Chapter 4 - 1

3 3 0
                                    

Angguk bulan purnama
Andaian melalang buana
Anggap jalan serupa
Asas hanya sebuah nama

'~*~'

Bulan bagai pecah berkeping-keping saat Dares membenamkan diri di danau, menyingkap dedaunan yang menggambar bayang-bayang pada separuh wajah. Napas Dares tercekat setiap kali dia menyebutkan nama putri yang telah membohonginya.

"Tuanku, Ketua bertanya apakah Tuan telah menemukan tersangka di balik kematian saudarinya?" Prajurit yang tengah menunduk di tepi kolam menengadah setelah Dares mengacuhkannya lama.

"Di mana dia?" Dares tidak beranjak sedikit pun dari kolam yang dingin.

Seorang prajurit yang tampak gagah muncul dari belakang pohon. Lingkaran sihir memudar begitu ia melangkah keluar.
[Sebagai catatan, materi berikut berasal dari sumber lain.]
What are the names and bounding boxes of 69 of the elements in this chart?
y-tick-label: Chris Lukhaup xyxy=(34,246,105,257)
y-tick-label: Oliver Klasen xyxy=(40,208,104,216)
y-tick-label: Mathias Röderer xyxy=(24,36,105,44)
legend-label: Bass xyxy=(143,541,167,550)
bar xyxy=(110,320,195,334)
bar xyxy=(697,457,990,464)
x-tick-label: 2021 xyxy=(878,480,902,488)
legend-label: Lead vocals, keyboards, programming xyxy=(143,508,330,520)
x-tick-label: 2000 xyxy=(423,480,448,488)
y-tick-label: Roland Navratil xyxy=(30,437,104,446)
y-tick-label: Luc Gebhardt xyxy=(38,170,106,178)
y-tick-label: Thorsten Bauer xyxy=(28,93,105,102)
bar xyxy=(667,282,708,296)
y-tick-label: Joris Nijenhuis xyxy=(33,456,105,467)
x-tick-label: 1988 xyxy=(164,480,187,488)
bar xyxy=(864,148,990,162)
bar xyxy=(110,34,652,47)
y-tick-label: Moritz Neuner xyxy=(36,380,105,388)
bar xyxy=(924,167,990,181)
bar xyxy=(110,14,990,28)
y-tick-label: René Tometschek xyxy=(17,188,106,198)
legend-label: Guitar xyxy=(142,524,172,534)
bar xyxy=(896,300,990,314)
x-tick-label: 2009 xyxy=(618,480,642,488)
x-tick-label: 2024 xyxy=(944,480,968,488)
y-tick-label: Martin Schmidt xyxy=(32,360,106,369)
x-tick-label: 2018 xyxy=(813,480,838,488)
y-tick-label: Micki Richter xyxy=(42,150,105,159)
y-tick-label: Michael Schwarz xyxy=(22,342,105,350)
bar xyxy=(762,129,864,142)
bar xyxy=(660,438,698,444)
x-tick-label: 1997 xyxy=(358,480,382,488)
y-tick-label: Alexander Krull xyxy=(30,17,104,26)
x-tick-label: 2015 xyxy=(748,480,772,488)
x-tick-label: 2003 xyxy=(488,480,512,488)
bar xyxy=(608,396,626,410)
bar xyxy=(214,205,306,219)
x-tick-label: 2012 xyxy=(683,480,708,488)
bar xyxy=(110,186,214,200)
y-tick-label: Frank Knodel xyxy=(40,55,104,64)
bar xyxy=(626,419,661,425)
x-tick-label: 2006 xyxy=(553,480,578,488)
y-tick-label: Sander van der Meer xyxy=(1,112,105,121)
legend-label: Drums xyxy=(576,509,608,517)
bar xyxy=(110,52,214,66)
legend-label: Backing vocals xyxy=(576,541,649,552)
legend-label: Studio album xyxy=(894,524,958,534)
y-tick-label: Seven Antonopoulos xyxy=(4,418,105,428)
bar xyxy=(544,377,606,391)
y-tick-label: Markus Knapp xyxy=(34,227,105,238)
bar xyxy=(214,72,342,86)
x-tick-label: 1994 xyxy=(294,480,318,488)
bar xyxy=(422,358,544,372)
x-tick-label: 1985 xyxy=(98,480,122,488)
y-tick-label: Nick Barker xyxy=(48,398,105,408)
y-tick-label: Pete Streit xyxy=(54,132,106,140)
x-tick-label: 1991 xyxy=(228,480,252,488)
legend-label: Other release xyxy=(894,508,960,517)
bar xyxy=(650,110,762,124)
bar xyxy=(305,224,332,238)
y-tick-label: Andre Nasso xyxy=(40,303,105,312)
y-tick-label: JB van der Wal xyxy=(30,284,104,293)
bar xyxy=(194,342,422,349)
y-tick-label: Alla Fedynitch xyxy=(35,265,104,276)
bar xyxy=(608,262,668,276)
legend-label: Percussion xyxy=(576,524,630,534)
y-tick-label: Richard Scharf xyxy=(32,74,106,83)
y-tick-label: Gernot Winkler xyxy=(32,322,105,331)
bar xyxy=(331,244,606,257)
"Aku sudah di sini." Prajurit itu berdiri tegap, berhadapan dengan Dares yang bersandar lelah. "Siapa pun yang telah menyakiti saudariku, aku tidak akan mengampuninya," tegasnya penuh dendam.

Dares melirik prajurit itu dengan mata lesuh, memalingkan wajah. Dengan sarkas ia berkata, "Takutnya kamu yang tak punya nyali untuk jawaban ini."

Prajurit itu tertegun. Dia memandang sekilas luka bekas belati di punggung Dares saat pria itu beranjak dari kolam dan meraih jubahnya. Saat mendengar bahwa Dares telah kembali, ia segera meninggalkan ibu kota dan bergegas menuju perbatasan untuk mendapatkan informasi dari Dares. Akan tetapi, ia sendiri meragukan keingintahuannya. Bukan tentang memiliki keberanian, namun tidak tahu apakah dia sanggup menuntaskan dendam yang terlanjur mengobar.

Sebelum pergi, Dares mendengar Prajurit gagah itu meraung dengan pilu, berulang kali membenturkan tinju ke tanah seakan dunia ini telah menindas kasih sayang persaudaraan mereka sedemikian rupa. Hatinya terguncang oleh lolongan dari ketidakberdayaan.

Sehelai daun gugur terbang dan sebuah tangan diulurkan untuk mengambilnya, lalu diletakkan di ranting yang tak mengenal, daun itu kembali jatuh dari ketinggian yang lain.

"Seseorang harus membayar untuk perbuatannya. Tidak hanya peringatan bagi dia, tetapi bagi kita semua."

Raja memperhatikan ucapan dari Pria yang berdiri di sisi gelap jendela. Angin meniup helaian rambut panjangnya tanpa menjadikan mereka kusut.

"Apakah Peramal Istana telah kehilangan kekuatan dan melakukan kesalahan?" Raja meminta kehadiran Pria itu untuk mengonfirmasi dugaannya.

Sementara lawan bicara justru mengejek dengan sorot meremehkan. Sengaja ia menunjukkan pikirannya.

"Tidak, Yang Mulia. Andalah yang kehilangan keyakinan."

Tangan kiri Raja mengepal, mengubur emosi yang dalam setelah membiarkan penyusup meloloskan diri dari wilayah kekuasaannya.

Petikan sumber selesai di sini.